Eric Kula is an independent researcher who lives and works in Los Angeles, CA. He received his Ph.D. in Political Theory from the Political Science Department at the Pennsylvania State University. His primary research interests are the philosophy of technology, digital culture, surveillance studies and the politics of public space.

Jianxin Liu lectures in the Faculty of Education at Charles Sturt University, Australia. He is interested in the areas of discourse analysis, applied linguistics, new media studies, new literacy research, and critical cultural inquiry.

Mikael Ottosson has a PhD in History from Lund University, Sweden. Currently he works as a researcher and teacher at Centre for Work Technology and Social Change (WTS), Lund University, Sweden. His research covers different topics in the field of social and cultural history, and he has conducted research on both the Swedish glass industry as the Swedish marksman movement of the 1860s.

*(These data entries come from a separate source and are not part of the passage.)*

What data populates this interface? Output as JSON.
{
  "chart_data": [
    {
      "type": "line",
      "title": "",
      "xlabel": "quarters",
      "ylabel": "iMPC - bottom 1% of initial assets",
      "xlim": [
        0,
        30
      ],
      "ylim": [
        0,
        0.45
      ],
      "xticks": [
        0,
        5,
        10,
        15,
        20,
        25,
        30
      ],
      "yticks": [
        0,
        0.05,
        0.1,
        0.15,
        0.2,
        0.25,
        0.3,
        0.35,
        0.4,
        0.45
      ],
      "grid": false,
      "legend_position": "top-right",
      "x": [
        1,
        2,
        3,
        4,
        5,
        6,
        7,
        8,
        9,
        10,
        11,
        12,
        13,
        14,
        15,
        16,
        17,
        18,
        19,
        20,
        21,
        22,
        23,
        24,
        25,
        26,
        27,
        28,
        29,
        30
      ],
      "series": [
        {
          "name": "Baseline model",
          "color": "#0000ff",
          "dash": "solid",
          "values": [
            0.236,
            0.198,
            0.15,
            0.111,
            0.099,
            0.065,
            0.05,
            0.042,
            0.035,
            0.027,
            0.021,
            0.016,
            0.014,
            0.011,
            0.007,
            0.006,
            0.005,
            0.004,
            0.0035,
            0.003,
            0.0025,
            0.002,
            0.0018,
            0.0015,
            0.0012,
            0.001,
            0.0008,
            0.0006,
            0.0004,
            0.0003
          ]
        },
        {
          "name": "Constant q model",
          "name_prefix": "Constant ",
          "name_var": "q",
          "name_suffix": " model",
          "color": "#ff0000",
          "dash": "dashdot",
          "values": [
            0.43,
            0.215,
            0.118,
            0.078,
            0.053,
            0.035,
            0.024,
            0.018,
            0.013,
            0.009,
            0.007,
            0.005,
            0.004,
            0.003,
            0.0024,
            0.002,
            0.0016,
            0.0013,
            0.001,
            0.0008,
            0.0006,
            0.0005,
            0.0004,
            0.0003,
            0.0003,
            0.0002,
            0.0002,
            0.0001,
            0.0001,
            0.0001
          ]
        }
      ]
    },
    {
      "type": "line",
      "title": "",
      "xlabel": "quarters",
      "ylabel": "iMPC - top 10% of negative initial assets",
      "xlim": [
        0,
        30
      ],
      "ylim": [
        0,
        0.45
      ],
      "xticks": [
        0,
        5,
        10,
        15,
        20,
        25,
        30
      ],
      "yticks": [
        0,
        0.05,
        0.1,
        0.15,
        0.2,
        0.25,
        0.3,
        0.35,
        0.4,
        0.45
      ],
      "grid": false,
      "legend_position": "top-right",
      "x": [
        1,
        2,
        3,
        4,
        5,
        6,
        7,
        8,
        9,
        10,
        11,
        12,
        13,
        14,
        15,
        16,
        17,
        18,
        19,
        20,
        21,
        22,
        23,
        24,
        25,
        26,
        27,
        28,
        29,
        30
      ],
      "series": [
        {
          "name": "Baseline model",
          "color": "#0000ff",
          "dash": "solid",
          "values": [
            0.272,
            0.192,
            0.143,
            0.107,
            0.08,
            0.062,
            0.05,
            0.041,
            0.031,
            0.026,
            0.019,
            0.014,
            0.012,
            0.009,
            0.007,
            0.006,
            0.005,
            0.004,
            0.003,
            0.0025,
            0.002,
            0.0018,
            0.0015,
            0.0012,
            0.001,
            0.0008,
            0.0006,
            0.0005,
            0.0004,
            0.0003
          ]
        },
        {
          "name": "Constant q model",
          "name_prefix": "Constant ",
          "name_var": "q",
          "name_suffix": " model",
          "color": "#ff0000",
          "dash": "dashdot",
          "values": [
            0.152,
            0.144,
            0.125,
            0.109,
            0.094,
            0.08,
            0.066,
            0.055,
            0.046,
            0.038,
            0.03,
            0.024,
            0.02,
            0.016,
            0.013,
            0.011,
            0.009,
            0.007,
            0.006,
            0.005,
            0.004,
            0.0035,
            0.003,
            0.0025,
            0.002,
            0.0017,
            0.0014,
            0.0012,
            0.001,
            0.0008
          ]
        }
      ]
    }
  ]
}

In recent years he has focused on social norms in relation to working time in the labor market. He is scientific leader of a major research project that deals with working time in the knowledge-intensive service sector.

Garry Potter is a film maker and Associate Professor of Sociology at Wilfrid Laurier University. He has made two feature length documentary films: Whispers of Revolution and Dystopia: What is to be done? He is also author of the book Dystopia. In addition to it he is the author of two other books: The Bet: Truth in Science, Literature and Everyday knowledge and The Philosophy of Social Science: New Perspectives, as well as numerous scholarly articles. He was also co-editor of the book After Postmodernism. Currently he is producing a series of educational films about classical sociological theory for Insight Media.

Calle Rosengren has a PhD in Industrial Work Science from Royal Institute Of Technology in Stockholm, Sweden. Currently, he works as a researcher and director of studies at Centre for Work, Technology and Social Change (WTS), Lund University, Sweden. His research examines working time, with a particular focus on the ongoing relations among new technologies, organizing structures, cultural norms and work practices. He is currently exploring psychosocial working conditions in knowledge-intensive work, with a particular focus on work-life balance.

Peter Snowdon is Lecturer in Filmmaking at the University of the West of Scotland, and an associate researcher at the MAD Faculty (Media, Art and Design), PXL/University of Hasselt, Belgium, where he is preparing a practice-based PhD on vernacular video and documentary film practice after the Arab Spring. His feature-length montage film, The Uprising (Rien à voir/Third Films, 2013), based entirely on YouTube videos from the Arab revolutions, had its début at the Jihlava International Documentary Film Festival in October 2013, where it won the Opus Bonum Award for best international documentary. Website: theuprising.be.

Mark Worrell teaches sociology at SUNY Cortland and works in the areas of critical theory, political economy, and religion.